O menosprezo pela pandemia, em particular, aproximou-os até fisicamente, na altura em que a OMS — questionada e rejeitada por ambos — declarava guerra mundial ao coronavírus. Os números exibidos por Brasil e EUA, nas estatísticas da covid, desenham curvas notavelmente semelhantes.

Com Biden, muda não apenas a estratégia para combater a emergência sanitária. Em especial, está na política do novo governo americano para o comércio mundial o enigma colocado diante de Bolsonaro e Araújo — como no mito grego, em que Édipo foi desafiado pela esfinge com o ultimato “decifra-me ou te devoro”.

To Brics or not to Brics

De saída, o oponente e sucessor de Trump acena com uma abordagem menos belicosa na relação de rivalidade e complementaridade com a China. No terreno concreto, a escolha dos nomes-chaves para a equipe sinaliza uma inflexão, de alcance a ser medido, do protecionismo unilateralista para uma atitude mais construtiva nos mecanismos multilaterais.

É sintomático, porém, que o Pentágono tenha reafirmado, em novo documento, as linhas estratégicas esboçadas desde o período final de governo de Barack Obama (2009-2017). O núcleo pensante da Defesa segue identificando na China uma “ameaça estratégica” e aponta a Rússia de Vladimir Putin como “perigo militar”, no alcance mais imediato.
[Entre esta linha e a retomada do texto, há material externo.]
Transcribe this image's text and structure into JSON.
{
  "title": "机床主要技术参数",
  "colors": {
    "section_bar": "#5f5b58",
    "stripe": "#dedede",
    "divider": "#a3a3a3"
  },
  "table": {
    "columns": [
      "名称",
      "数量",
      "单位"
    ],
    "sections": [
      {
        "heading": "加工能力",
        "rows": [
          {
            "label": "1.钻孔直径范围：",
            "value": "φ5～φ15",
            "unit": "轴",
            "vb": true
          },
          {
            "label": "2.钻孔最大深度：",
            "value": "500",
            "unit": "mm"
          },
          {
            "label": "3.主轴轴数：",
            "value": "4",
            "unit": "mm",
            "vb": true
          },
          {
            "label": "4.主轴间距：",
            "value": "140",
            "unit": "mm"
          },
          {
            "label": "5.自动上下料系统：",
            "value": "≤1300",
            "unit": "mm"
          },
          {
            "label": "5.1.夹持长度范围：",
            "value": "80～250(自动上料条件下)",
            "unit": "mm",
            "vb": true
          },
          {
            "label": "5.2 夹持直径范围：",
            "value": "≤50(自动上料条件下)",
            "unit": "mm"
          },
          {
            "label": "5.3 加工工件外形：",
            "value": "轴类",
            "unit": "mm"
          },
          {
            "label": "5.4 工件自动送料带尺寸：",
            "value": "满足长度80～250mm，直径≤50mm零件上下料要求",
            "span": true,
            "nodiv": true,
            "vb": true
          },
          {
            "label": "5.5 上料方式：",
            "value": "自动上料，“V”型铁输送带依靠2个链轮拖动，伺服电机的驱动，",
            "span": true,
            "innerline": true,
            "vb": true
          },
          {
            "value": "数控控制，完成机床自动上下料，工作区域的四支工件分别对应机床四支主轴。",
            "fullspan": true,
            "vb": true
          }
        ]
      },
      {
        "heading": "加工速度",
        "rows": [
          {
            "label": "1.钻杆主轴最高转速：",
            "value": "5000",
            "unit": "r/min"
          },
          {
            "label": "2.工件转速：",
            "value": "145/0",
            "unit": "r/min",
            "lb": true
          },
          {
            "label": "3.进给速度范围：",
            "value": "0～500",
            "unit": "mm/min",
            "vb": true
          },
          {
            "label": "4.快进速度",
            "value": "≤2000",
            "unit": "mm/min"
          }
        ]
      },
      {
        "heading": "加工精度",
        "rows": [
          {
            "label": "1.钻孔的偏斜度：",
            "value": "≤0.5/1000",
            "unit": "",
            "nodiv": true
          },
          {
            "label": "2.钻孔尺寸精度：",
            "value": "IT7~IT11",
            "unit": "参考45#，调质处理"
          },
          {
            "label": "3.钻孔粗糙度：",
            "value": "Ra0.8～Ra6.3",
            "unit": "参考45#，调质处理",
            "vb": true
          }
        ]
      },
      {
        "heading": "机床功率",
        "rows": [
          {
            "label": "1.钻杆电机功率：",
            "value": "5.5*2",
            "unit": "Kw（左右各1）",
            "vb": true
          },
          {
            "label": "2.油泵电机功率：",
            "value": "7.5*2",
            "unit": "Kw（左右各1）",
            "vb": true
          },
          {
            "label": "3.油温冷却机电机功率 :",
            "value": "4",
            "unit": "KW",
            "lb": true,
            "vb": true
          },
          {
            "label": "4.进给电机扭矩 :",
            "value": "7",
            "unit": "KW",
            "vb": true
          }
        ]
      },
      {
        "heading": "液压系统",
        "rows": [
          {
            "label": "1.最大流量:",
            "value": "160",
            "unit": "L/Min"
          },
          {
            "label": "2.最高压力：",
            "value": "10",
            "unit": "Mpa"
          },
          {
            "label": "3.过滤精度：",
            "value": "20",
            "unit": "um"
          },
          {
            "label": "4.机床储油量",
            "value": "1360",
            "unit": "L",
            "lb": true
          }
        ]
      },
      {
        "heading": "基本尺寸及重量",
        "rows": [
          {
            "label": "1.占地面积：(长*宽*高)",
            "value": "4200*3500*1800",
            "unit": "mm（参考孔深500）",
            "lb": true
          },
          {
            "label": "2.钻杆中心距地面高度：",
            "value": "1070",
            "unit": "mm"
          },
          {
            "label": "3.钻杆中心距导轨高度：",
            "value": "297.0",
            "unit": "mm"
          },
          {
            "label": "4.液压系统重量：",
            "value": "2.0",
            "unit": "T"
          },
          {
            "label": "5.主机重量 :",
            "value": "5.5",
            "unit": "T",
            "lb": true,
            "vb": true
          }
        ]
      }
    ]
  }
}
Não apenas os regimes de Pequim e Moscou compõem duas das cinco letras que formam a sigla Brics, em que o Brasil está representado na inicial. Putin e o colega Xi Jinping, que dão passos na direção de uma cooperação mais estreita em diversos quadrantes, perfilam-se na primeira linha do “quinteto emergente”, completado por Índia e África do Sul.

Nos anos Lula-Dilma, em especial com Celso Amorim à frente do Itamaraty, o Brics foi a aposta do Brasil para a inserção na primeira fila da política mundial. Ser ou não ser do bloco é, agora, o dilema hamletiano da política externa.

Mares nunca dantes

No âmbito da vizinhança imediata, a reunião cúpula do Mercosul, realizada na semana que se encerra — por teleconferência — deu o tom para a agenda que se apresenta para 2021. Entre críticas e queixas quanto às deficiências da integração comercial, os presidentes de Brasil, Argentina, Uruguai e Paraguai, com a Bolívia como observadora em vias de adesão, terão como eixo central a ratificação do acordo firmado em 2019 com a União Europeia

A mais vasta e populosa área de livre-comércio que o tratado estabelece representa, para ambas as margens do Atlântico, aventurar-se por mares nunca dantes navegados. A começar pela ratificação do texto nos parlamentos de cada país envolvido. O Brasil está sob observação atenta e minuciosa dos governos europeus, que alegam preocupações com a política ambiental. À medida em que se tornar empecilho para o avanço do processo, pode-se ver, também, sob pressão dos parceiros sul-americanos. Do ponto de vista da UE, às voltas com a conclusão do Brexit, o acordo com o Mercosul poderá se tornar um estorvo ou uma válvula de escape.

Acabou...

Chega ao fim o ano mais insólito de que a maioria de nós tem notícia ou lembrança. À espera do que a troca de folhinha nos reserva, a coluna faz um breve intervalo para as festas e retorna na edição de 9 de janeiro. Para leitores e interlocutores, que 2021 chegue com as promessas de um ano realmente novo.